What I wrote was I didn’t want to be a member of a blind hiking group. I wanted to be a member of a hiking group. Period. The implication in that sentiment… that any activity that involved more than one person with a handicap was a pity gesture. A fun but meaningless outing for the special kids. An activity more about letting the organizers feel good about themselves without making a bit of difference in fostering independence.

What I’m coming to realize is the blind helmsman, the paraplegic kayaker and even, or especially the child with Down’s Syndrome at the Cheesecake Factory get-together are absolutely unequivocally equal in every respect, because these are the people who are out there doing something.   They are saying in their own words, in our own words, that they… that we have a place in the world. That we have just as much right and the ability as anyone to push ourselves as far as our bodies will take us.

 

To me, the idea of withdrawing from the world in the face of a handicap is a concept so foreign as to have no meaning. When I lost the sight in one eye at thirteen and first realized I was living on borrowed time with the other, it never occurred to me to change anything about my life or my future, because it didn’t occur to anyone I’d ever known. No teacher, no friend, and certainly not my family. That this was not universal never once occurred to me.

I’ve since heard some stories and seen others firsthand so disheartening that they make me weave between disbelief on one side and infuriation on the other. Of the parents who petitioned a municipality to install a street sign to warn drivers a blind child lived on the block. Of the blind teenager who, when asked what he wanted to be when he grew up, replied that he would collect SSI. Of the blind woman in her twenties who never learned how to wash her clothes or clean her home because it was assumed these skills were beyond her. Of the thirty year old man who has been losing his sight since the age of five, but who can’t cross the street without trying to follow the shape of the person next to him and, in his words, “hope that person doesn’t have a death wish.” In my book, these people who have never been taught that using a cane, learning Braille, or relying on every other sense that we as human beings are so fortunate to have is somehow more shameful than risking your life or living in filth is abuse. Pure and simple.

This is why my being in any way disparaging of anyone with a handicap who says yes to anything that results in independence and ability is something about which I feel particularly shameful. It’s not that anyone with a handicap should get an award for simply waking up in the morning and managing to get out of bed. I’ve said all that needs to be said about the need for altered perceptions and raising expectations. It’s that the blind hiking group that I implicitly mocked… those are the people who are pushing the boundaries. Not of everyone else, but their own.

 

When you’re a journalist, the ideal is to be objective… to be for nothing. You don’t take sides and you don’t plant your flag.

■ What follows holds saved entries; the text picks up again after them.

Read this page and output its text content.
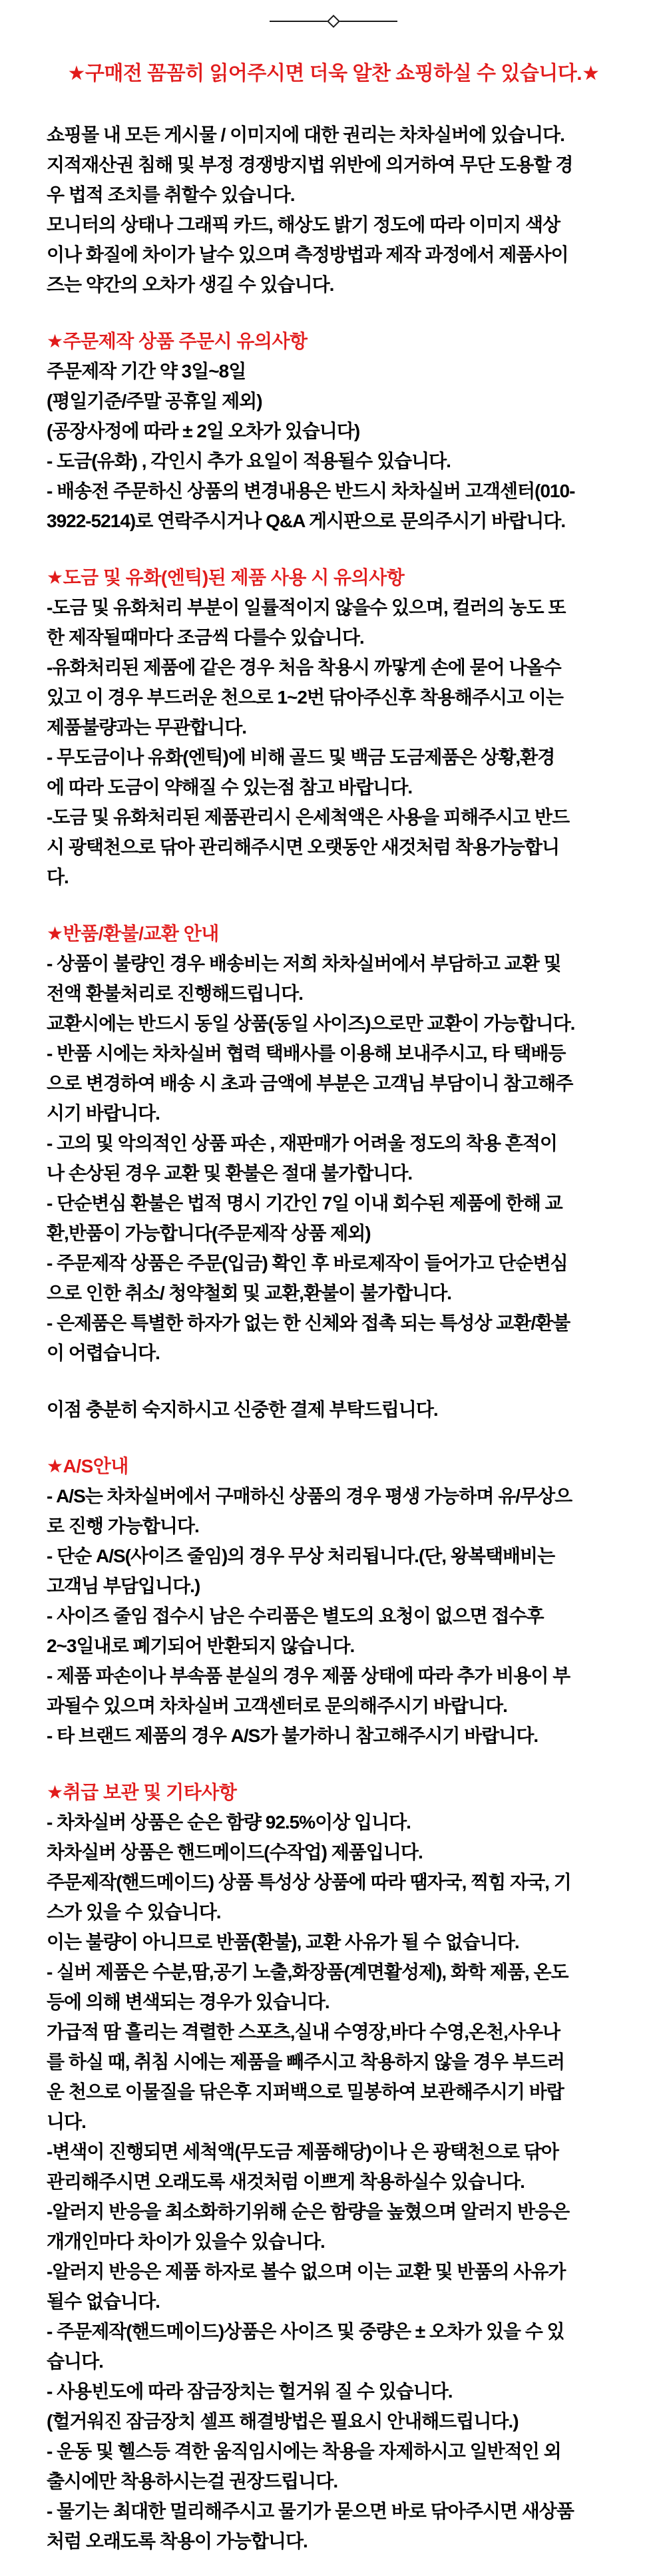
★구매전 꼼꼼히 읽어주시면 더욱 알찬 쇼핑하실 수 있습니다.★
쇼핑몰 내 모든 게시물 / 이미지에 대한 권리는 차차실버에 있습니다.
지적재산권 침해 및 부정 경쟁방지법 위반에 의거하여 무단 도용할 경
우 법적 조치를 취할수 있습니다.
모니터의 상태나 그래픽 카드, 해상도 밝기 정도에 따라 이미지 색상
이나 화질에 차이가 날수 있으며 측정방법과 제작 과정에서 제품사이
즈는 약간의 오차가 생길 수 있습니다.
★주문제작 상품 주문시 유의사항
주문제작 기간 약 3일~8일
(평일기준/주말 공휴일 제외)
(공장사정에 따라 ± 2일 오차가 있습니다)
- 도금(유화) , 각인시 추가 요일이 적용될수 있습니다.
- 배송전 주문하신 상품의 변경내용은 반드시 차차실버 고객센터(010-
3922-5214)로 연락주시거나 Q&A 게시판으로 문의주시기 바랍니다.
★도금 및 유화(엔틱)된 제품 사용 시 유의사항
-도금 및 유화처리 부분이 일률적이지 않을수 있으며, 컬러의 농도 또
한 제작될때마다 조금씩 다를수 있습니다.
-유화처리된 제품에 같은 경우 처음 착용시 까맣게 손에 묻어 나올수
있고 이 경우 부드러운 천으로 1~2번 닦아주신후 착용해주시고 이는
제품불량과는 무관합니다.
- 무도금이나 유화(엔틱)에 비해 골드 및 백금 도금제품은 상황,환경
에 따라 도금이 약해질 수 있는점 참고 바랍니다.
-도금 및 유화처리된 제품관리시 은세척액은 사용을 피해주시고 반드
시 광택천으로 닦아 관리해주시면 오랫동안 새것처럼 착용가능합니
다.
★반품/환불/교환 안내
- 상품이 불량인 경우 배송비는 저희 차차실버에서 부담하고 교환 및
전액 환불처리로 진행해드립니다.
교환시에는 반드시 동일 상품(동일 사이즈)으로만 교환이 가능합니다.
- 반품 시에는 차차실버 협력 택배사를 이용해 보내주시고, 타 택배등
으로 변경하여 배송 시 초과 금액에 부분은 고객님 부담이니 참고해주
시기 바랍니다.
- 고의 및 악의적인 상품 파손 , 재판매가 어려울 정도의 착용 흔적이
나 손상된 경우 교환 및 환불은 절대 불가합니다.
- 단순변심 환불은 법적 명시 기간인 7일 이내 회수된 제품에 한해 교
환,반품이 가능합니다(주문제작 상품 제외)
- 주문제작 상품은 주문(입금) 확인 후 바로제작이 들어가고 단순변심
으로 인한 취소/ 청약철회 및 교환,환불이 불가합니다.
- 은제품은 특별한 하자가 없는 한 신체와 접촉 되는 특성상 교환/환불
이 어렵습니다.
이점 충분히 숙지하시고 신중한 결제 부탁드립니다.
★A/S안내
- A/S는 차차실버에서 구매하신 상품의 경우 평생 가능하며 유/무상으
로 진행 가능합니다.
- 단순 A/S(사이즈 줄임)의 경우 무상 처리됩니다.(단, 왕복택배비는
고객님 부담입니다.)
- 사이즈 줄임 접수시 남은 수리품은 별도의 요청이 없으면 접수후
2~3일내로 폐기되어 반환되지 않습니다.
- 제품 파손이나 부속품 분실의 경우 제품 상태에 따라 추가 비용이 부
과될수 있으며 차차실버 고객센터로 문의해주시기 바랍니다.
- 타 브랜드 제품의 경우 A/S가 불가하니 참고해주시기 바랍니다.
★취급 보관 및 기타사항
- 차차실버 상품은 순은 함량 92.5%이상 입니다.
차차실버 상품은 핸드메이드(수작업) 제품입니다.
주문제작(핸드메이드) 상품 특성상 상품에 따라 땜자국, 찍힘 자국, 기
스가 있을 수 있습니다.
이는 불량이 아니므로 반품(환불), 교환 사유가 될 수 없습니다.
- 실버 제품은 수분,땀,공기 노출,화장품(계면활성제), 화학 제품, 온도
등에 의해 변색되는 경우가 있습니다.
가급적 땀 흘리는 격렬한 스포츠,실내 수영장,바다 수영,온천,사우나
를 하실 때, 취침 시에는 제품을 빼주시고 착용하지 않을 경우 부드러
운 천으로 이물질을 닦은후 지퍼백으로 밀봉하여 보관해주시기 바랍
니다.
-변색이 진행되면 세척액(무도금 제품해당)이나 은 광택천으로 닦아
관리해주시면 오래도록 새것처럼 이쁘게 착용하실수 있습니다.
-알러지 반응을 최소화하기위해 순은 함량을 높혔으며 알러지 반응은
개개인마다 차이가 있을수 있습니다.
-알러지 반응은 제품 하자로 볼수 없으며 이는 교환 및 반품의 사유가
될수 없습니다.
- 주문제작(핸드메이드)상품은 사이즈 및 중량은 ± 오차가 있을 수 있
습니다.
- 사용빈도에 따라 잠금장치는 헐거워 질 수 있습니다.
(헐거워진 잠금장치 셀프 해결방법은 필요시 안내해드립니다.)
- 운동 및 헬스등 격한 움직임시에는 착용을 자제하시고 일반적인 외
출시에만 착용하시는걸 권장드립니다.
- 물기는 최대한 멀리해주시고 물기가 묻으면 바로 닦아주시면 새상품
처럼 오래도록 착용이 가능합니다.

Being a part of anything is discouraged because you never known when you might have to cover that person, that group, that cause… the story that comes out of nowhere. Within the business itself, it’s a calling and I like to think there was even, at times, something noble about it… that act of placing yourself beyond impropriety in the service of a story that can be trusted. In that world, I’m proud to say I drank the Kool-Aid and went back for seconds.

Today, however, the challenge for me, as it is for any former journalist is how to do what everyone else does without a second thought… to stand for something. While next week is all about big announcements and big plans, it’s also about building a community.

I just have this one last comment to make first… that I’ve been coming to realize that so much of what the expedition – the Palette Project, if you will – is not about what I want to do, but what I want to be. It’s about standing for something.

And I think that something is just simple dignity.